Intéressante lettre sur le Sahara et sur la situation internationale.
Il espère voir le commandant cet été à Tamanrasset, et parle de son dictionnaire touareg-français : « le dictionnaire ne sera, je le crains, pas fini avant le mois d'août & je resterai ici jusqu'à son achèvement ». Il se réjouit de l'amélioration de l'état de santé de son ami le colonel Laperinne « Le courrier d’hier m’a apporté une autre grande joie, celle de la guérison du colonel Laperrine [...] il espère reprendre son service au commencement d’avril » , et parle de divers officiers, en poste ou en mission dans l'Ahaggar et l'Ajjer « Je n’ai pas de nouvelles direct du Cne Nieger. D’après les dire d’indigènes qui ont rencontré la mission, je me figure qu’elle arrivera à Silet entre le 20 & 25. En attendant le plaisir de faire la connaissance du Ct Gardel.
Puis il évoque le projet de chemin de fer Transsaharien : « Le chemin de fer transformera tellement les choses sous le rapport commercial, & sous bien d'autres, & il rendra si nécessairement, par la force des choses, son propre tracé la ligne commerciale principale, la seule grande ligne, suivie par les caravanes les plus importantes, qu'à mes yeux, il n'y a plus d'utilité à chercher à faire prendre telle ou telle route par la caravane. Toutes les lettres que je reçois de France sentent la poudre à un degré tel que je me figure que ce chemin de fer se fera très vite : la rapidité de construction est une question de volonté; car la facilité du travail est telle, entre Colomb Bechar & Agadez que, si l'on veut, cela peut aller très vite; l'existence de ce chemin de fer serait d'une telle importance, en cas de guerre européenne, non seulement pour la défense de notre empire africain, mais pour la possibilité de porter le maximum de forces sur le Rhin, que j'imagine qu'on travaillera vite ». Il explique que la rumeur disant qu’il allait dans le nord n’est pas fondé, il n’y a pas pensé un instant.
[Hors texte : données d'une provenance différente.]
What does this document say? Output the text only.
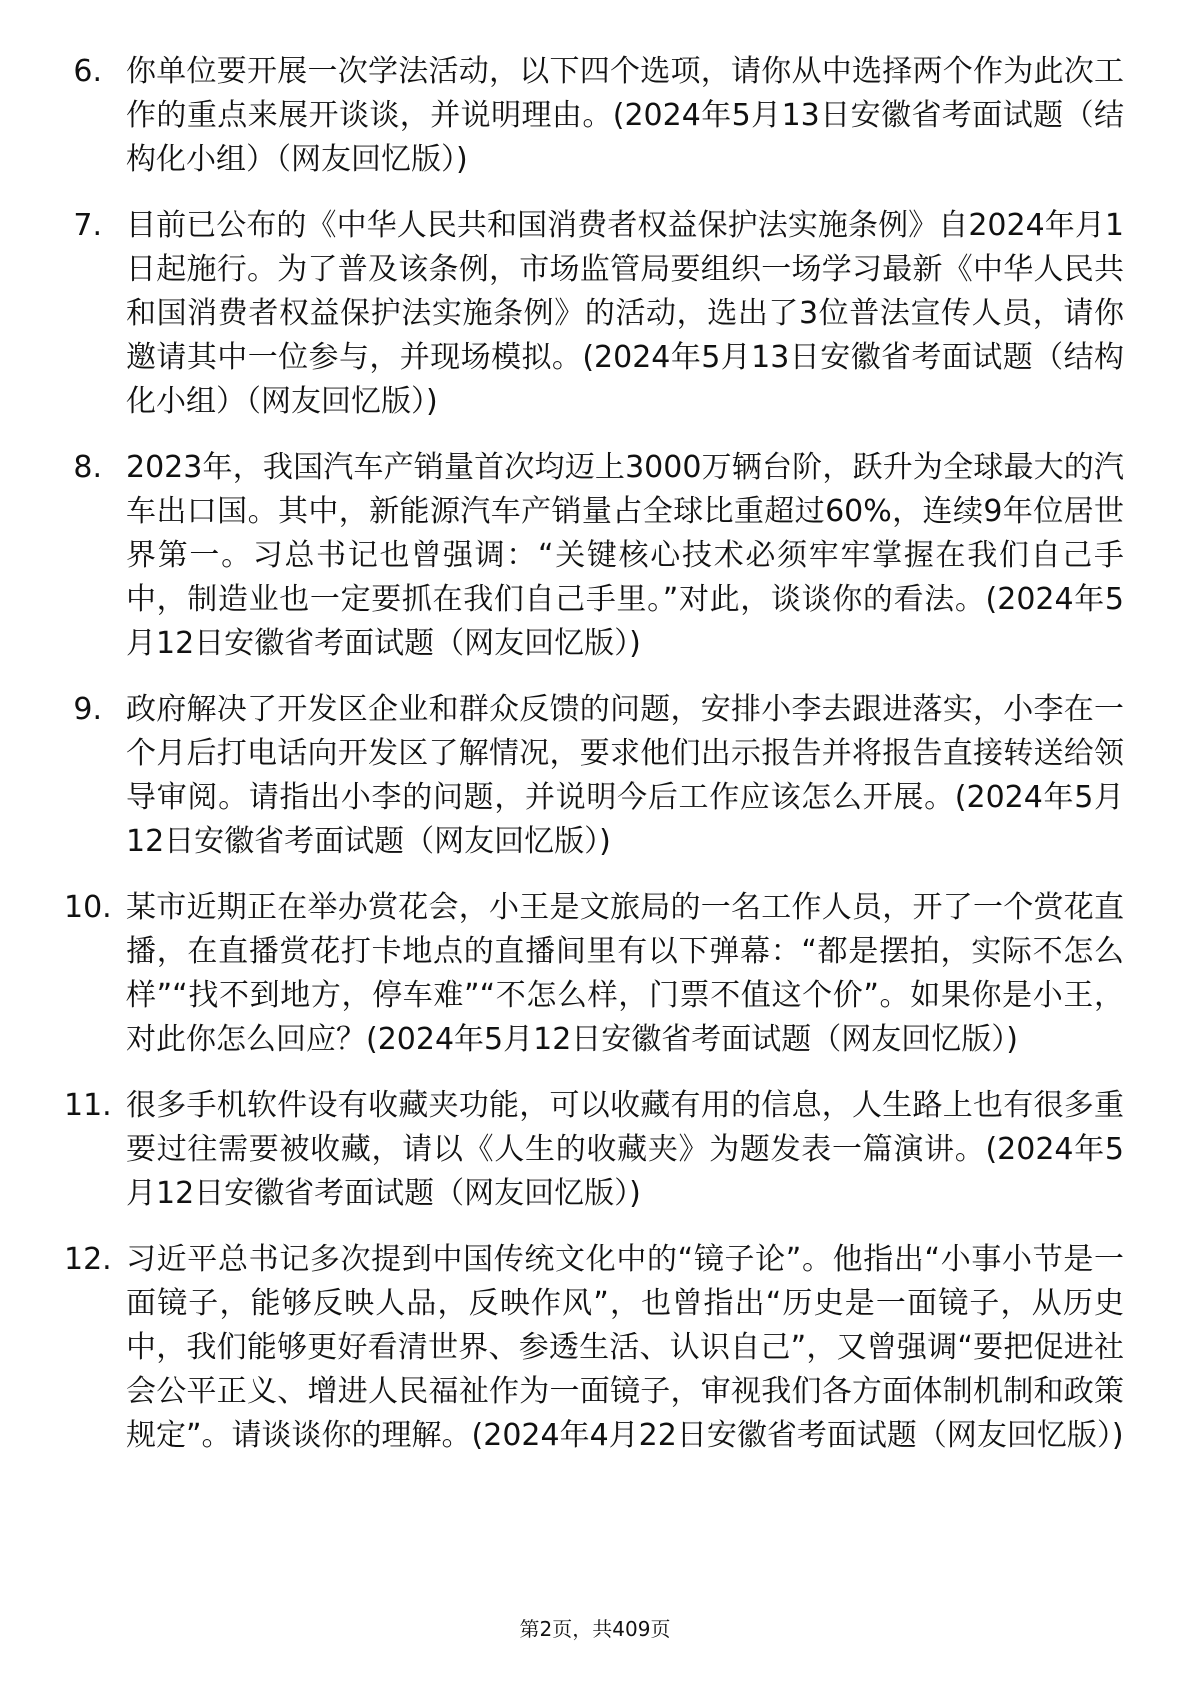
6. 你单位要开展一次学法活动，以下四个选项，请你从中选择两个作为此次工作的重点来展开谈谈，并说明理由。(2024年5月13日安徽省考面试题（结构化小组）（网友回忆版）)
7. 目前已公布的《中华人民共和国消费者权益保护法实施条例》自2024年月1日起施行。为了普及该条例，市场监管局要组织一场学习最新《中华人民共和国消费者权益保护法实施条例》的活动，选出了3位普法宣传人员，请你邀请其中一位参与，并现场模拟。(2024年5月13日安徽省考面试题（结构化小组）（网友回忆版）)
8. 2023年，我国汽车产销量首次均迈上3000万辆台阶，跃升为全球最大的汽车出口国。其中，新能源汽车产销量占全球比重超过60%，连续9年位居世界第一。习总书记也曾强调：“关键核心技术必须牢牢掌握在我们自己手中，制造业也一定要抓在我们自己手里。”对此，谈谈你的看法。(2024年5月12日安徽省考面试题（网友回忆版）)
9. 政府解决了开发区企业和群众反馈的问题，安排小李去跟进落实，小李在一个月后打电话向开发区了解情况，要求他们出示报告并将报告直接转送给领导审阅。请指出小李的问题，并说明今后工作应该怎么开展。(2024年5月12日安徽省考面试题（网友回忆版）)
10. 某市近期正在举办赏花会，小王是文旅局的一名工作人员，开了一个赏花直播，在直播赏花打卡地点的直播间里有以下弹幕：“都是摆拍，实际不怎么样”“找不到地方，停车难”“不怎么样，门票不值这个价”。如果你是小王，对此你怎么回应？(2024年5月12日安徽省考面试题（网友回忆版）)
11. 很多手机软件设有收藏夹功能，可以收藏有用的信息，人生路上也有很多重要过往需要被收藏，请以《人生的收藏夹》为题发表一篇演讲。(2024年5月12日安徽省考面试题（网友回忆版）)
12. 习近平总书记多次提到中国传统文化中的“镜子论”。他指出“小事小节是一面镜子，能够反映人品，反映作风”，也曾指出“历史是一面镜子，从历史中，我们能够更好看清世界、参透生活、认识自己”，又曾强调“要把促进社会公平正义、增进人民福祉作为一面镜子，审视我们各方面体制机制和政策规定”。请谈谈你的理解。(2024年4月22日安徽省考面试题（网友回忆版）)
第2页，共409页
Il donne des nouvelles de l’ambiance du pays « le pays est dans son calme habituel. La récolte continue à s'annoncer belle. Mais, hélas, il ne tombe pas une goutte de pluie ».
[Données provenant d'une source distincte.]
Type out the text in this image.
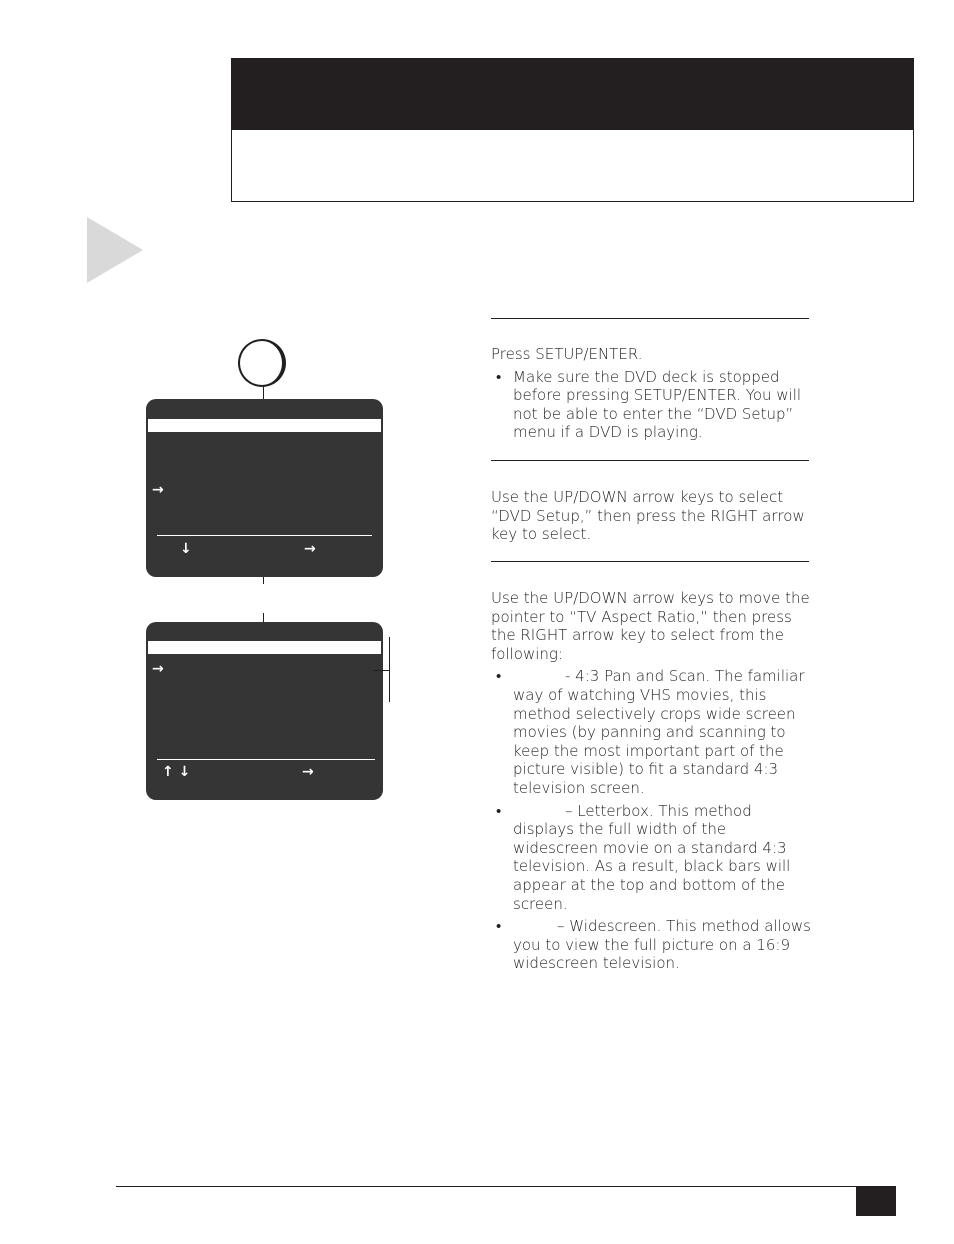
→
↓	→
→
↑ ↓	→

Press SETUP/ENTER.

• Make sure the DVD deck is stopped before pressing SETUP/ENTER. You will not be able to enter the “DVD Setup” menu if a DVD is playing.

Use the UP/DOWN arrow keys to select “DVD Setup,” then press the RIGHT arrow key to select.

Use the UP/DOWN arrow keys to move the pointer to “TV Aspect Ratio,” then press the RIGHT arrow key to select from the following:

•	- 4:3 Pan and Scan. The familiar way of watching VHS movies, this method selectively crops wide screen movies (by panning and scanning to keep the most important part of the picture visible) to fit a standard 4:3 television screen.
•	– Letterbox. This method displays the full width of the widescreen movie on a standard 4:3 television. As a result, black bars will appear at the top and bottom of the screen.
•	– Widescreen. This method allows you to view the full picture on a 16:9 widescreen television.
Il le remercie du croquis et des lettres sur « l’emplacement des détachements soudanais du territoire et du Tchad. »
Il a reçu une lettre du capitaine Berriau, commandant à Beni-Abbès, laissant « entendre qu'en prévision d'événements graves sur le Rhin on reste dans l'expectative sur les confins marocains ».
En haut de chaque page, il a dessiné un coeur surmonté de la croix avec le nom de « Jésus ».